- First appearance: Lonely Hearts
- Last appearance: Darkness, Darkness
- Created by: John Harvey
- Portrayed by: Tom Wilkinson (television, 1992-93) David Fleeshman (stage, 2016)
- Voiced by: Tom Wilkinson Tom Georgeson Philip Jackson Keith Barron

In-universe information
- Gender: Male
- Title: Detective Inspector
- Occupation: Police officer
- Nationality: British

= Charlie Resnick =

Detective Inspector Charlie Resnick is the protagonist of a series of twelve police procedural novels by British writer John Harvey, based in the city of Nottingham. Resnick is of Polish descent and loves sandwiches and jazz. The series consists of 12 novels and a collection of short stories.

==Publishing history==
The first novel in the series, Lonely Hearts was published in 1989, and was named by The Times as one of the "100 Greatest Crime Novels of the Century". What was believed to be the final novel in the series, Last Rites, was published in 1998. However, in an interview on BBC Four on 7 November 2006 John Harvey mentioned that he was working on a new novel in the Resnick series. In an interview with the BBC on 20 October 2007, it was confirmed that the novel would be entitled Cold in Hand and would see Resnick retire from the police force.
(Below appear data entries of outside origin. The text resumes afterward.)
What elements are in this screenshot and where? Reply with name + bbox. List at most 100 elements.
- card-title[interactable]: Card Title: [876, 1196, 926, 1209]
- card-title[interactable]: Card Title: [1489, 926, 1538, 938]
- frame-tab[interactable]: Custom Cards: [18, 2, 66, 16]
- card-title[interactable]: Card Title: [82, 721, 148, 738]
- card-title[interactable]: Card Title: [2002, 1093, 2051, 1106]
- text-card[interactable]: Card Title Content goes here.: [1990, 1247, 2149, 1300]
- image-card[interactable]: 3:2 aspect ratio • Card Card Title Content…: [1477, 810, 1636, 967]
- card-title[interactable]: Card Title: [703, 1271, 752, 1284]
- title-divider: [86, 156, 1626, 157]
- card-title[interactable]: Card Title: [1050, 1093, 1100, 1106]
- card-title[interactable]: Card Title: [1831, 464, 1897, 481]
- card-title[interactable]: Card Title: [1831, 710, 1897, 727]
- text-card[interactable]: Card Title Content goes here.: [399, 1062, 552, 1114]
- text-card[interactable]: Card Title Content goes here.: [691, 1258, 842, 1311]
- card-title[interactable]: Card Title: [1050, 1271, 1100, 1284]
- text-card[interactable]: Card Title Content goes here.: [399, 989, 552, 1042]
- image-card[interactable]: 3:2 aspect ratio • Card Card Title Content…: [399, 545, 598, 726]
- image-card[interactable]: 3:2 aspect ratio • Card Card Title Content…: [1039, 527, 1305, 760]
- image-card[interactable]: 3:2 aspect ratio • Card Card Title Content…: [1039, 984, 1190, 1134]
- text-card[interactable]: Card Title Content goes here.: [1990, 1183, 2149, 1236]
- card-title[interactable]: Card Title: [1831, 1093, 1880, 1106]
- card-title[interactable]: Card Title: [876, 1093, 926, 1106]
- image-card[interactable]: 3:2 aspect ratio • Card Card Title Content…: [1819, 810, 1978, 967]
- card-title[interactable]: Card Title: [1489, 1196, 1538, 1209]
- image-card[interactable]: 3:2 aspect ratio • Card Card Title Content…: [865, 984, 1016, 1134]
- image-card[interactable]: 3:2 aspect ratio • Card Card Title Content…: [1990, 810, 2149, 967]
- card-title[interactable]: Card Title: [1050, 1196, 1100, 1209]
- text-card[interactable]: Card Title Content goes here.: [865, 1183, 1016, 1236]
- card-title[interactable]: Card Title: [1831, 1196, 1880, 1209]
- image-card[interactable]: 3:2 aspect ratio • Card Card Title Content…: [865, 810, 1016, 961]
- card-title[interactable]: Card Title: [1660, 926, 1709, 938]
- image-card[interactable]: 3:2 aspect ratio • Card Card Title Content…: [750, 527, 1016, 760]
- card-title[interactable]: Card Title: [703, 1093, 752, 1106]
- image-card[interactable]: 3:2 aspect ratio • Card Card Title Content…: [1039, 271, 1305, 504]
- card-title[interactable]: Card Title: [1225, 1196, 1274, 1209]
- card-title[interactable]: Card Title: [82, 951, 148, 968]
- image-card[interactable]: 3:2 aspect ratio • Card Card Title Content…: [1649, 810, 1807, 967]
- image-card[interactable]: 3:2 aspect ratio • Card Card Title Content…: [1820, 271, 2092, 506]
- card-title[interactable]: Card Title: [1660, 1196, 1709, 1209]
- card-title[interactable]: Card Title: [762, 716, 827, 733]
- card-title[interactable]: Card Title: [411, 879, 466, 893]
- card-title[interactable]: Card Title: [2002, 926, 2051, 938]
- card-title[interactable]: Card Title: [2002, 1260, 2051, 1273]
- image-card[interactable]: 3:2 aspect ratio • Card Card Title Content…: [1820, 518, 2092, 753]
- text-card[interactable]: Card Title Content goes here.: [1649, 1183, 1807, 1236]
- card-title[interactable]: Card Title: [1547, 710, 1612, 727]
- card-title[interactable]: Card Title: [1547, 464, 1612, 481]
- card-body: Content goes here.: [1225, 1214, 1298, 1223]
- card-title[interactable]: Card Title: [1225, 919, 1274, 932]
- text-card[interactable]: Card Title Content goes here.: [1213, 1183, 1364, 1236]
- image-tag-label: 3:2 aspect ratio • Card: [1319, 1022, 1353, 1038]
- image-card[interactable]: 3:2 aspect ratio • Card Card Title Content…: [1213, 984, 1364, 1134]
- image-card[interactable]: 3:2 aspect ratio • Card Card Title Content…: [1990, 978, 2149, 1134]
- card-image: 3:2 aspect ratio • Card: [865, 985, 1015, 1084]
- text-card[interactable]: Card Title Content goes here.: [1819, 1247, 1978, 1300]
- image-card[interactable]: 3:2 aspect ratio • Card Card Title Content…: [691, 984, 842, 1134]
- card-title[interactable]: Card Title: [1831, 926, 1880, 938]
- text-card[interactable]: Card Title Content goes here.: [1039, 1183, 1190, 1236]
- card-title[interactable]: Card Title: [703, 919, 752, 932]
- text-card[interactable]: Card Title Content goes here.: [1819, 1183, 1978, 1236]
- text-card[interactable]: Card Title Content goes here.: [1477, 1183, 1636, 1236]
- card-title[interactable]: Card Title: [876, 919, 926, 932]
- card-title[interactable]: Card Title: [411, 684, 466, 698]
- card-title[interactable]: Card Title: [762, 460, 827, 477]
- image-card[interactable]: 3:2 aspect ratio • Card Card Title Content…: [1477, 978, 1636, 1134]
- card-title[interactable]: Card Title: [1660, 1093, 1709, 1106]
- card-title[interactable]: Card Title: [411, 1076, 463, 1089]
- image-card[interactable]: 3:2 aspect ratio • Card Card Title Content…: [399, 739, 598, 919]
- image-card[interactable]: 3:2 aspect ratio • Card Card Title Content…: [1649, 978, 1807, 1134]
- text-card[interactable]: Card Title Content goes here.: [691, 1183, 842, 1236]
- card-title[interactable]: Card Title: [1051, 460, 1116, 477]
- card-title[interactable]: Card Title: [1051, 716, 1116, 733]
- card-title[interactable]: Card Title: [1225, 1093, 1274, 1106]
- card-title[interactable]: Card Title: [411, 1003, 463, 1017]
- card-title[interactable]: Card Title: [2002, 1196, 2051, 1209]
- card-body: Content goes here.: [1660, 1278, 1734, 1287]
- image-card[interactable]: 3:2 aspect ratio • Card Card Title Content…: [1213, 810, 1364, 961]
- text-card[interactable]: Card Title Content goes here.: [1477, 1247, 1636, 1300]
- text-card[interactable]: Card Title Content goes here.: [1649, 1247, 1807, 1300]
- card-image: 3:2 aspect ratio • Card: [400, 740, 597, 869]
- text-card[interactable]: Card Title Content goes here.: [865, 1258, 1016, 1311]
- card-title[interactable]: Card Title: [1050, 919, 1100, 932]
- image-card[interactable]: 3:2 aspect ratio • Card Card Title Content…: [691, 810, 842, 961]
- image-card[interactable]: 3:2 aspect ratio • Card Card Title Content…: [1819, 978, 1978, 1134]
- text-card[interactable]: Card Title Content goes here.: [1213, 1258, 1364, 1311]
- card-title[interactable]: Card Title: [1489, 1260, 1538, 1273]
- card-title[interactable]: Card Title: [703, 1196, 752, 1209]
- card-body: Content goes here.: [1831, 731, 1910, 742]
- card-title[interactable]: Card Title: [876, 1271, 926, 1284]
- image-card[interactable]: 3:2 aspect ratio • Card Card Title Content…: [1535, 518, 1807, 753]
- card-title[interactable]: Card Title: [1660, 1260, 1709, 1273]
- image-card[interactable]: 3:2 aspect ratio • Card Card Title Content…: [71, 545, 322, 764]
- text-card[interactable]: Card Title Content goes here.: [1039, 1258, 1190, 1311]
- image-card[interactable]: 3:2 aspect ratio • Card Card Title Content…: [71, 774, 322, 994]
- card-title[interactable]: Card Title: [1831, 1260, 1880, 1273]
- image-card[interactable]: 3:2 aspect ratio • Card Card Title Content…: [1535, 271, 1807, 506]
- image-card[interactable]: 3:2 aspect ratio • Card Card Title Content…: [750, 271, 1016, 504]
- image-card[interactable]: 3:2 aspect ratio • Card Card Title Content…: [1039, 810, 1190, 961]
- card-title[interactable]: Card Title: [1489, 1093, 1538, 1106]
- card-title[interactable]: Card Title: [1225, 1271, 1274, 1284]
Cold in Hand was published in 2008.
The final novel Darkness, Darkness was released in 2013.

==Titles==

|  | Title | Year of Publication | Notes |
|---|---|---|---|
| 1 | Lonely Hearts | 1989 |  |
| 2 | Rough Treatment | 1990 |  |
| 3 | Cutting Edge | 1991 |  |
| 4 | Off Minor | 1992 |  |
| 5 | Wasted Years | 1993 |  |
| 6 | Cold Light | 1994 |  |
| 7 | Living Proof | 1995 |  |
| 8 | Easy Meat | 1996 |  |
| 9 | Still Water | 1997 |  |
| 10 | Last Rites | 1998 |  |
| 11 | Now’s the Time | 1999 | collection of 12 short stories featuring Charlie Resnick |
| 12 | Cold in Hand | 2008 |  |
| 13 | Darkness, Darkness | 2014 |  |

== Adaptations ==
=== Television ===
There were two TV movies made about Resnick, based on Lonely Hearts and Rough Treatment, for the BBC in 1992 and 1993, starring Academy Award nominee Tom Wilkinson as the character. Screenplays for both were written by Harvey himself.

=== Radio ===
Some of the novels have been adapted for radio, with Harvey himself also writing original radio plays featuring the character. They often appear in the rotation on BBC Radio 4 Extra. Numerous actors played Resnick, including Tom Wilkinson, reprising his role from the TV series.
The adaptations included:
- Wasted Years (1995) - Starring Tom Wilkinson.
- Cutting Edge (1996) - Starring Tom Georgeson.
- Slow Burn (1998) - Starring Philip Jackson.
- Cheryl (2001) - Starring Keith Barron.
- Bird of Paradise (2002) - Starring Keith Barron.

Sean Baker appeared in all the plays as Sergeant Graham Millington.

=== Stage ===
Harvey adapted the final novel Darkness, Darkness as a play for the Nottingham Playhouse, with David Fleeshman playing Resnick.